Мой дом – четырехэтажный особняк, в который надо было вложить еще много труда, прежде принадлежал некой миссис Кронистер, последней наследнице изобретателя пневматических шин, выпускаемых в Бруклине. В небольшом палисаднике цветущее персиковое дерево выгибалось над чугунной оградой, а крутые каменные ступени вели на первый этаж. Я жил на парадном этаже и двух верхних, медленно реставрируя комнату за комнатой и время от времени сдавая в аренду выходящий в сад нижний этаж, чтобы выплачивать взносы по закладной.
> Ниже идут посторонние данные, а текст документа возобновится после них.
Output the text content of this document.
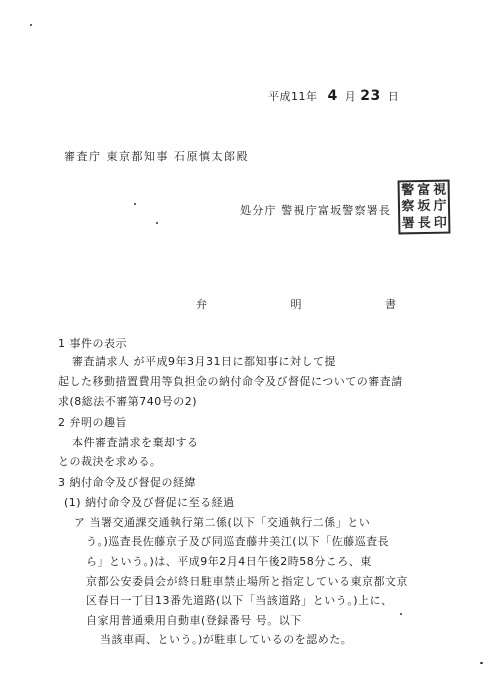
平成11年 4 月 23 日
審査庁 東京都知事 石原慎太郎殿
処分庁 警視庁富坂警察署長
警 富 視
察 坂 庁
署 長 印
弁 明 書
1 事件の表示
審査請求人 が平成9年3月31日に都知事に対して提
起した移動措置費用等負担金の納付命令及び督促についての審査請
求(8総法不審第740号の2)
2 弁明の趣旨
本件審査請求を棄却する
との裁決を求める。
3 納付命令及び督促の経緯
(1) 納付命令及び督促に至る経過
ア 当署交通課交通執行第二係(以下「交通執行二係」とい
う。)巡査長佐藤京子及び同巡査藤井美江(以下「佐藤巡査長
ら」という。)は、平成9年2月4日午後2時58分ころ、東
京都公安委員会が終日駐車禁止場所と指定している東京都文京
区春日一丁目13番先道路(以下「当該道路」という。)上に、
自家用普通乗用自動車(登録番号 号。以下
当該車両、という。)が駐車しているのを認めた。
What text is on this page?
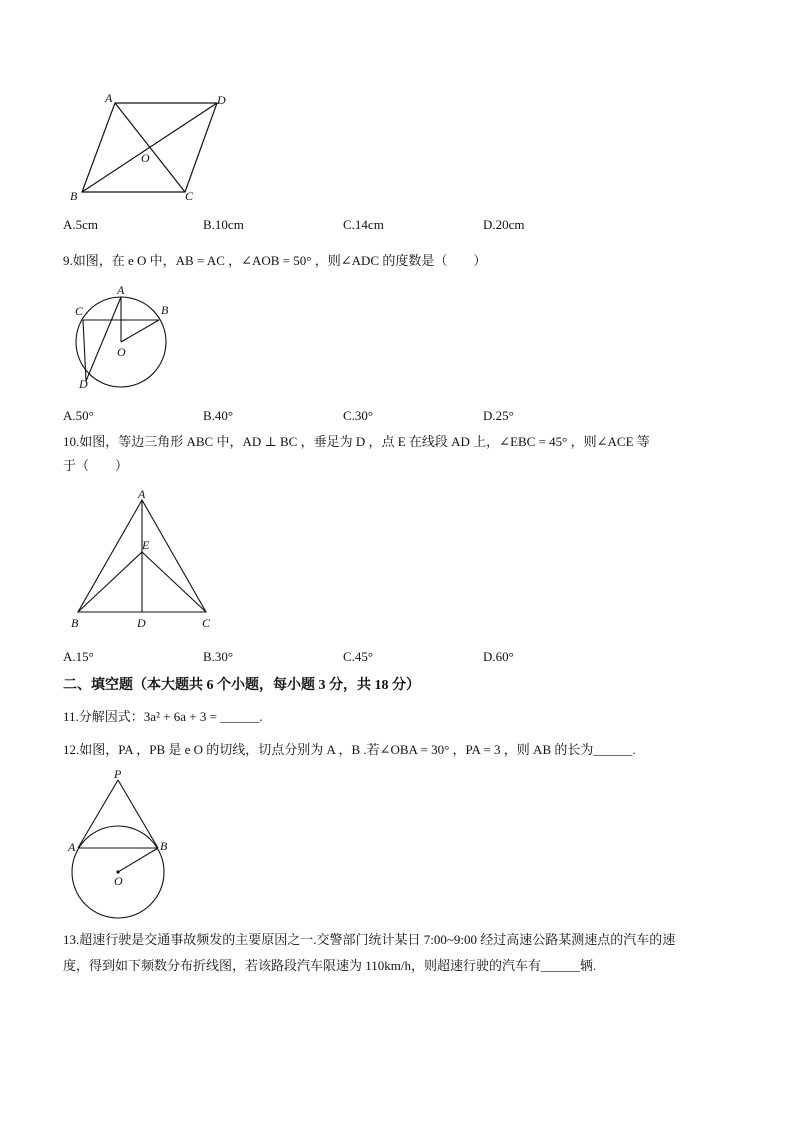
A	D
B	C
O
A.5cm	B.10cm	C.14cm	D.20cm
9.如图，在 e O 中，AB = AC ，∠AOB = 50° ，则∠ADC 的度数是（　　）
A
B
C
D
O
A.50°	B.40°	C.30°	D.25°
10.如图，等边三角形 ABC 中，AD ⊥ BC ，垂足为 D ，点 E 在线段 AD 上，∠EBC = 45° ，则∠ACE 等
于（　　）
A
E
B	D	C
A.15°	B.30°	C.45°	D.60°
二、填空题（本大题共 6 个小题，每小题 3 分，共 18 分）
11.分解因式：3a² + 6a + 3 = ______.
12.如图，PA ，PB 是 e O 的切线，切点分别为 A ，B .若∠OBA = 30° ，PA = 3 ，则 AB 的长为______.
P
A	B
O
13.超速行驶是交通事故频发的主要原因之一.交警部门统计某日 7:00~9:00 经过高速公路某测速点的汽车的速
度，得到如下频数分布折线图，若该路段汽车限速为 110km/h，则超速行驶的汽车有______辆.
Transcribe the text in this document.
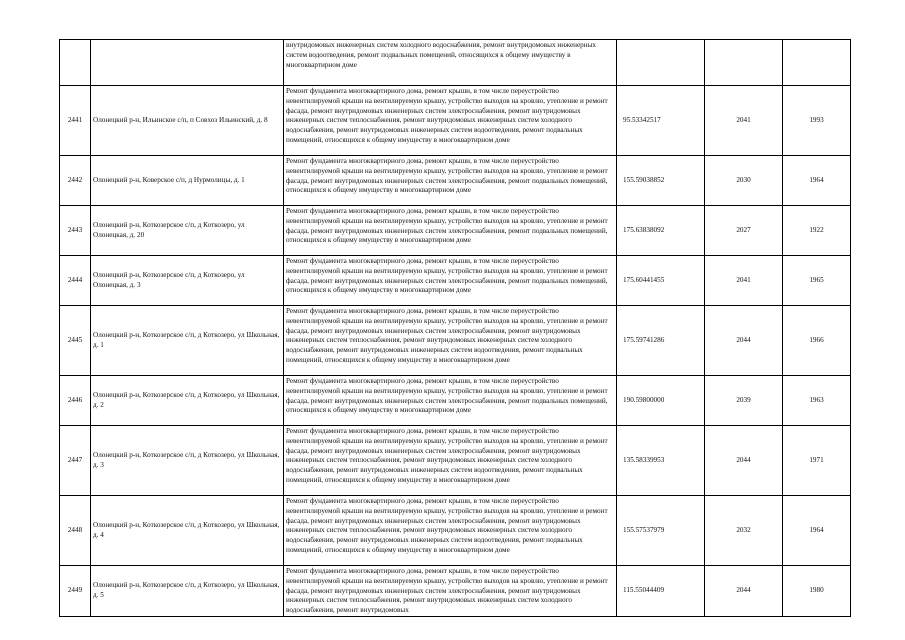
		внутридомовых инженерных систем холодного водоснабжения, ремонт внутридомовых инженерных систем водоотведения, ремонт подвальных помещений, относящихся к общему имуществу в многоквартирном доме			
2441	Олонецкий р-н, Ильинское с/п, п Совхоз Ильинский, д. 8	Ремонт фундамента многоквартирного дома, ремонт крыши, в том числе переустройство невентилируемой крыши на вентилируемую крышу, устройство выходов на кровлю, утепление и ремонт фасада, ремонт внутридомовых инженерных систем электроснабжения, ремонт внутридомовых инженерных систем теплоснабжения, ремонт внутридомовых инженерных систем холодного водоснабжения, ремонт внутридомовых инженерных систем водоотведения, ремонт подвальных помещений, относящихся к общему имуществу в многоквартирном доме	95.53342517	2041	1993
2442	Олонецкий р-н, Коверское с/п, д Нурмолицы, д. 1	Ремонт фундамента многоквартирного дома, ремонт крыши, в том числе переустройство невентилируемой крыши на вентилируемую крышу, устройство выходов на кровлю, утепление и ремонт фасада, ремонт внутридомовых инженерных систем электроснабжения, ремонт подвальных помещений, относящихся к общему имуществу в многоквартирном доме	155.59038852	2030	1964
2443	Олонецкий р-н, Коткозерское с/п, д Коткозеро, ул Олонецкая, д. 20	Ремонт фундамента многоквартирного дома, ремонт крыши, в том числе переустройство невентилируемой крыши на вентилируемую крышу, устройство выходов на кровлю, утепление и ремонт фасада, ремонт внутридомовых инженерных систем электроснабжения, ремонт подвальных помещений, относящихся к общему имуществу в многоквартирном доме	175.63838092	2027	1922
2444	Олонецкий р-н, Коткозерское с/п, д Коткозеро, ул Олонецкая, д. 3	Ремонт фундамента многоквартирного дома, ремонт крыши, в том числе переустройство невентилируемой крыши на вентилируемую крышу, устройство выходов на кровлю, утепление и ремонт фасада, ремонт внутридомовых инженерных систем электроснабжения, ремонт подвальных помещений, относящихся к общему имуществу в многоквартирном доме	175.60441455	2041	1965
2445	Олонецкий р-н, Коткозерское с/п, д Коткозеро, ул Школьная, д. 1	Ремонт фундамента многоквартирного дома, ремонт крыши, в том числе переустройство невентилируемой крыши на вентилируемую крышу, устройство выходов на кровлю, утепление и ремонт фасада, ремонт внутридомовых инженерных систем электроснабжения, ремонт внутридомовых инженерных систем теплоснабжения, ремонт внутридомовых инженерных систем холодного водоснабжения, ремонт внутридомовых инженерных систем водоотведения, ремонт подвальных помещений, относящихся к общему имуществу в многоквартирном доме	175.59741286	2044	1966
2446	Олонецкий р-н, Коткозерское с/п, д Коткозеро, ул Школьная, д. 2	Ремонт фундамента многоквартирного дома, ремонт крыши, в том числе переустройство невентилируемой крыши на вентилируемую крышу, устройство выходов на кровлю, утепление и ремонт фасада, ремонт внутридомовых инженерных систем электроснабжения, ремонт подвальных помещений, относящихся к общему имуществу в многоквартирном доме	190.59800000	2039	1963
2447	Олонецкий р-н, Коткозерское с/п, д Коткозеро, ул Школьная, д. 3	Ремонт фундамента многоквартирного дома, ремонт крыши, в том числе переустройство невентилируемой крыши на вентилируемую крышу, устройство выходов на кровлю, утепление и ремонт фасада, ремонт внутридомовых инженерных систем электроснабжения, ремонт внутридомовых инженерных систем теплоснабжения, ремонт внутридомовых инженерных систем холодного водоснабжения, ремонт внутридомовых инженерных систем водоотведения, ремонт подвальных помещений, относящихся к общему имуществу в многоквартирном доме	135.58339953	2044	1971
2448	Олонецкий р-н, Коткозерское с/п, д Коткозеро, ул Школьная, д. 4	Ремонт фундамента многоквартирного дома, ремонт крыши, в том числе переустройство невентилируемой крыши на вентилируемую крышу, устройство выходов на кровлю, утепление и ремонт фасада, ремонт внутридомовых инженерных систем электроснабжения, ремонт внутридомовых инженерных систем теплоснабжения, ремонт внутридомовых инженерных систем холодного водоснабжения, ремонт внутридомовых инженерных систем водоотведения, ремонт подвальных помещений, относящихся к общему имуществу в многоквартирном доме	155.57537979	2032	1964
2449	Олонецкий р-н, Коткозерское с/п, д Коткозеро, ул Школьная, д. 5	Ремонт фундамента многоквартирного дома, ремонт крыши, в том числе переустройство невентилируемой крыши на вентилируемую крышу, устройство выходов на кровлю, утепление и ремонт фасада, ремонт внутридомовых инженерных систем электроснабжения, ремонт внутридомовых инженерных систем теплоснабжения, ремонт внутридомовых инженерных систем холодного водоснабжения, ремонт внутридомовых	115.55044409	2044	1980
За тройными парадными дверями стены были покрыты первоначальной старинной штукатуркой, гладкой, как стекло. Инкрустированный паркетный пол лежал надежно, комнаты были просторными и спокойными, а деревянные детали из красного дерева – причудливыми и нарядными. Во время уикендов я читал на солнечном заднем дворике, а каждую весну перекапывал землю, обнаруживая старые игрушечные шарики, осколки дутых бутылок, гнутые оловянные ложки, а один раз – серебряный доллар 1893 года. К июлю у меня начинали созревать несколько сортов помидоров и огурцы, вьющиеся по забору буйными плетями с желтыми цветками. Вечерами, когда мне было грустно и хотелось выпить, я сидел на крыше в розовом шезлонге и смотрел поверх темных силуэтов бруклинских крыш и церковных шпилей на удивительные, вечно сияющие очертания Манхэттена: две башни Центра международной торговли, возносящиеся к небу на краю острова, а дальше к северу – величественно-спокойный Эмпайр-стейт-билдинг, мягкий силуэт здания компании «Крайслер» и острый шип «Ситикорп». Я обожал этот дом – скошенные поверхности темного камня, старомодные окна, лестничные перила, тихо дребезжавшие, когда внизу проходил поезд подземки. Когда-то он, как и весь просторный Бруклин, казался мне прекрасным, романтическим местом, где можно растить детей. Теперь же дом стал моим темным, безмолвным напарником, мавзолеем одиночества.